Ce point de vue domine à notre sens la question. Il est presque constamment ignoré ou négligé par ceux qui la traitent et nous paraît de nature à rallier à nos conclusions tous ceux qui, ayant souci des finances publiques, voudront bien réfléchir au rôle déjà si important que les chemins de fer jouent dans notre budget et qui est appelé à s’accroître sans interruption. Nous sommes d’autant plus à l’aise pour nous exprimer librement à cet égard que, dans une circonstance récente et fameuse, nous avons attiré l’attention du public sur la question obscure de la durée de la garantie d’intérêt, et que nous n’avons pas caché notre sentiment plutôt favorable à l’interprétation, sous ce rapport, des conventions de 1883 selon les vues de l’Etat.

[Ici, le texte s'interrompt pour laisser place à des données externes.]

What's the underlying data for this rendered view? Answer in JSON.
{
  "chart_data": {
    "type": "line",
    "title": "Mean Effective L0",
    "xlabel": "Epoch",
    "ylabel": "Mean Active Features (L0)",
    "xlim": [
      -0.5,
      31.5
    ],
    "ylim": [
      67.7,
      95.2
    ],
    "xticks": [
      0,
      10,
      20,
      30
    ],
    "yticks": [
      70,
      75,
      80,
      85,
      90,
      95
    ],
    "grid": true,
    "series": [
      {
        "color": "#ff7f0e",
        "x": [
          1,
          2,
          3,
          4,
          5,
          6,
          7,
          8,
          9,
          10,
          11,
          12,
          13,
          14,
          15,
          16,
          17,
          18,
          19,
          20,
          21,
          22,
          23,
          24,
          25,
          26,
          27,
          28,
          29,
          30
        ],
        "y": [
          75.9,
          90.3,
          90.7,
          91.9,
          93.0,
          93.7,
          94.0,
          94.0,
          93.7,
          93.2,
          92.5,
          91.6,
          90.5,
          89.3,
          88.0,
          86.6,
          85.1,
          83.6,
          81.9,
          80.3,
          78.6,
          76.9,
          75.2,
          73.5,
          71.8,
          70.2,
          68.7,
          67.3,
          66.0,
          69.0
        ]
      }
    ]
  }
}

Si donc nous allons aujourd’hui exposer les nombreux argumens qui nous paraissent militer en faveur du statu quo, c’est dans le seul intérêt du public, pour qui les services nous semblent pouvoir être le plus utilement organisés sous le régime actuel, et du Trésor, qui ne pourrait procéder au rachat des chemins de fer qu’à des conditions onéreuses dans le présent et grosses de dangers pour l’avenir.


II

Parmi toutes les causes de la révolution économique qui marque la seconde moitié du XIXe siècle, il n’en est pas de plus puissante que la multiplication des moyens de transport et le prodigieux

  1. Au 31 décembre 1893, la longueur des chemins de fer français et algériens dépassait 40 000 kilomètres, dont 33 000 exploités par les six grandes Compagnies.